The index is the automatically generated index and not relevant to my data.
#Finding the max number of list len
max_list_len= max(original_df['List Col'])
#Set my counter variable
number=2
#Begin loop
while number<=max_list_len:
#copies relevant rows into new data frame
dataframe_being_duplicated = original_df.loc[(original_df['List Col']).eq(number)]
dataframe_being_duplicated.loc[(original_df['List Len']).eq(number), 'List Col'] = dataframe_being_duplicated.loc[(original_df['List Len']).eq(number)]['List Col'].str[number-1]
full_quote_df = pd.concat(full_quote_df,dataframe_being_duplicated,ignore_index=True)
number =1 #increment number
With this, it throws an error that says "cannot reindex on an axis with duplicate labels"

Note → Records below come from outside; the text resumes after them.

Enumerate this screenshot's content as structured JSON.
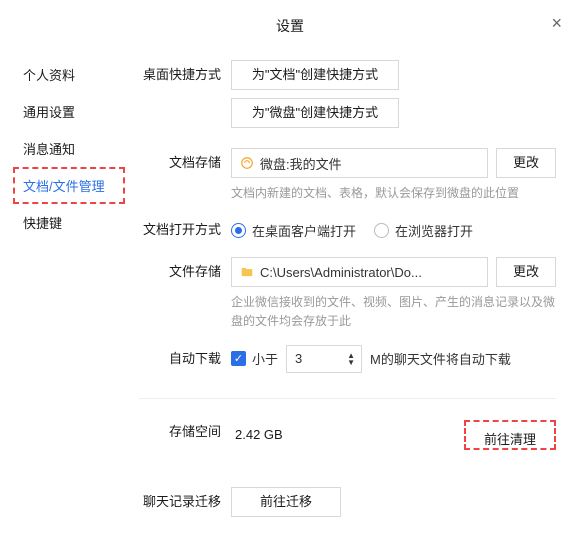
{
  "header": {
    "title": "设置"
  },
  "sidebar": {
    "items": [
      {
        "label": "个人资料"
      },
      {
        "label": "通用设置"
      },
      {
        "label": "消息通知"
      },
      {
        "label": "文档/文件管理"
      },
      {
        "label": "快捷键"
      }
    ]
  },
  "shortcut": {
    "label": "桌面快捷方式",
    "btn_doc": "为\"文档\"创建快捷方式",
    "btn_drive": "为\"微盘\"创建快捷方式"
  },
  "doc_storage": {
    "label": "文档存储",
    "path": "微盘:我的文件",
    "change": "更改",
    "hint": "文档内新建的文档、表格，默认会保存到微盘的此位置"
  },
  "open_mode": {
    "label": "文档打开方式",
    "opt_desktop": "在桌面客户端打开",
    "opt_browser": "在浏览器打开"
  },
  "file_storage": {
    "label": "文件存储",
    "path": "C:\\Users\\Administrator\\Do...",
    "change": "更改",
    "hint": "企业微信接收到的文件、视频、图片、产生的消息记录以及微盘的文件均会存放于此"
  },
  "auto_dl": {
    "label": "自动下载",
    "lt": "小于",
    "value": "3",
    "suffix": "M的聊天文件将自动下载"
  },
  "storage": {
    "label": "存储空间",
    "value": "2.42 GB",
    "clean": "前往清理"
  },
  "migrate": {
    "label": "聊天记录迁移",
    "btn": "前往迁移"
  }
}
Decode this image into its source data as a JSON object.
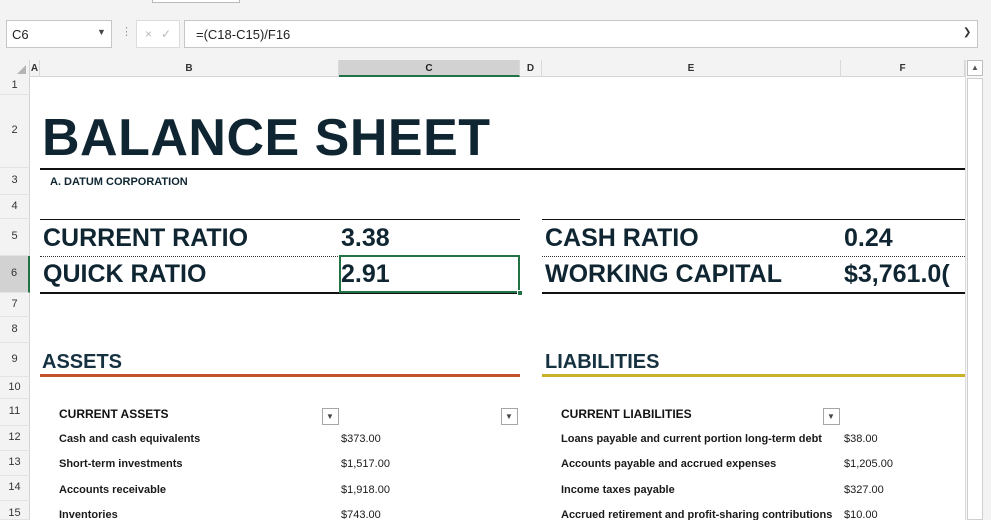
{
  "toolbar": {
    "namebox": "C6",
    "formula": "=(C18-C15)/F16",
    "cancel_icon": "×",
    "enter_icon": "✓",
    "fx_separator": "⋮"
  },
  "columns": [
    "A",
    "B",
    "C",
    "D",
    "E",
    "F"
  ],
  "rows": [
    "1",
    "2",
    "3",
    "4",
    "5",
    "6",
    "7",
    "8",
    "9",
    "10",
    "11",
    "12",
    "13",
    "14",
    "15"
  ],
  "sheet": {
    "title": "BALANCE SHEET",
    "company": "A. DATUM CORPORATION",
    "ratios": {
      "current_ratio_label": "CURRENT RATIO",
      "current_ratio_value": "3.38",
      "quick_ratio_label": "QUICK RATIO",
      "quick_ratio_value": "2.91",
      "cash_ratio_label": "CASH RATIO",
      "cash_ratio_value": "0.24",
      "working_capital_label": "WORKING CAPITAL",
      "working_capital_value": "$3,761.0("
    },
    "assets": {
      "heading": "ASSETS",
      "subheading": "CURRENT ASSETS",
      "items": [
        {
          "label": "Cash and cash equivalents",
          "value": "$373.00"
        },
        {
          "label": "Short-term investments",
          "value": "$1,517.00"
        },
        {
          "label": "Accounts receivable",
          "value": "$1,918.00"
        },
        {
          "label": "Inventories",
          "value": "$743.00"
        }
      ]
    },
    "liabilities": {
      "heading": "LIABILITIES",
      "subheading": "CURRENT LIABILITIES",
      "items": [
        {
          "label": "Loans payable and current portion long-term debt",
          "value": "$38.00"
        },
        {
          "label": "Accounts payable and accrued expenses",
          "value": "$1,205.00"
        },
        {
          "label": "Income taxes payable",
          "value": "$327.00"
        },
        {
          "label": "Accrued retirement and profit-sharing contributions",
          "value": "$10.00"
        }
      ]
    }
  },
  "colors": {
    "title": "#0f2632",
    "assets_accent": "#c0532b",
    "liabilities_accent": "#c9b22a",
    "selection": "#217346"
  },
  "icons": {
    "namebox_dropdown": "chevron-down-icon",
    "formula_expand": "chevron-down-icon",
    "filter": "filter-dropdown-icon",
    "scroll_up": "triangle-up-icon"
  }
}
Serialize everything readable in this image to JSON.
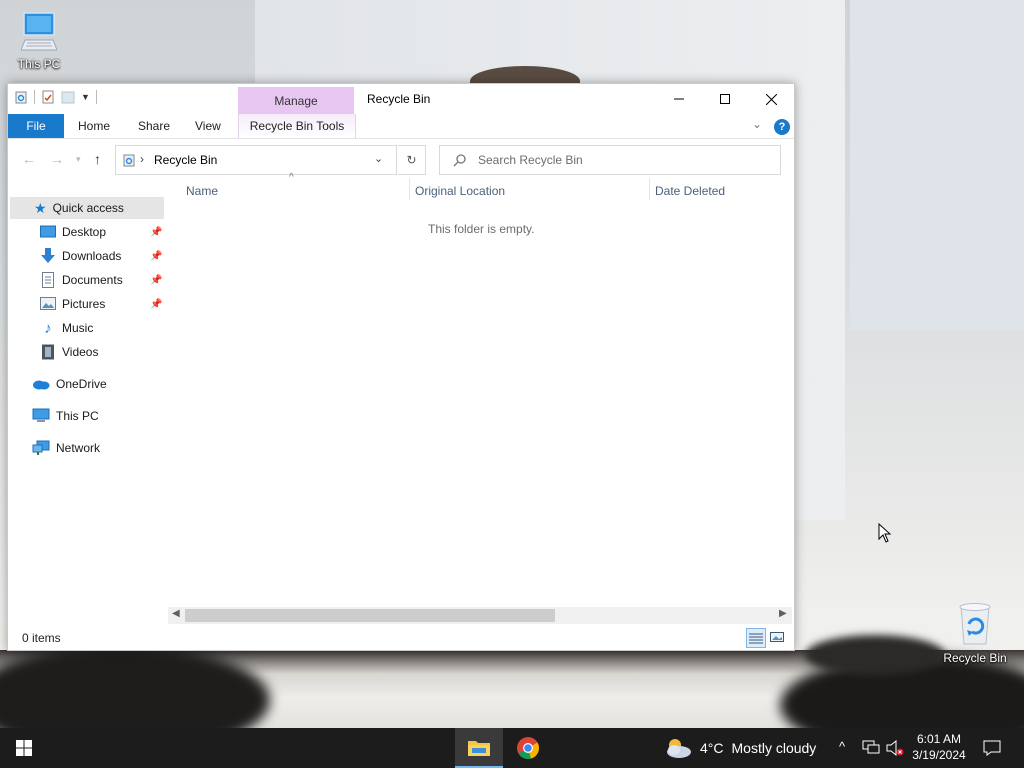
{
  "desktop": {
    "icons": [
      {
        "label": "This PC",
        "icon": "computer-icon"
      },
      {
        "label": "Recycle Bin",
        "icon": "recycle-bin-icon"
      }
    ]
  },
  "window": {
    "title": "Recycle Bin",
    "contextual_tab_group": "Manage",
    "ribbon_tabs": [
      "File",
      "Home",
      "Share",
      "View",
      "Recycle Bin Tools"
    ],
    "accent_color": "#1979ca",
    "contextual_color": "#e8c6f2",
    "address": {
      "crumb": "Recycle Bin"
    },
    "search": {
      "placeholder": "Search Recycle Bin"
    },
    "nav": {
      "quick_access": "Quick access",
      "pinned": [
        "Desktop",
        "Downloads",
        "Documents",
        "Pictures"
      ],
      "other": [
        "Music",
        "Videos"
      ],
      "onedrive": "OneDrive",
      "this_pc": "This PC",
      "network": "Network"
    },
    "columns": [
      "Name",
      "Original Location",
      "Date Deleted"
    ],
    "empty_text": "This folder is empty.",
    "status": "0 items"
  },
  "taskbar": {
    "weather": {
      "temp": "4°C",
      "condition": "Mostly cloudy"
    },
    "time": "6:01 AM",
    "date": "3/19/2024"
  }
}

I'm also now realizing that this process for rows where the len is larger than 2, because it only duplicates the row once (if it worked as intended).
Is there a faster way to 'unstack' rows like this?
CodePudding user response:
If you really want to duplicate the rows:
out = df.loc[df.index.repeat(df['List Col'].str.len())]
Output:
Index Col 1 Col 2 List Col List Len
0 1 ABC CDE [String1, String2] 2
0 1 ABC CDE [String1, String2] 2
1 2 EFG HIJ [String3] 1
Else a classical explode
:
out = df.explode('List Col')
Output:
Index Col 1 Col 2 List Col List Len
0 1 ABC CDE String1 2
0 1 ABC CDE String2 2
1 2 EFG HIJ String3 1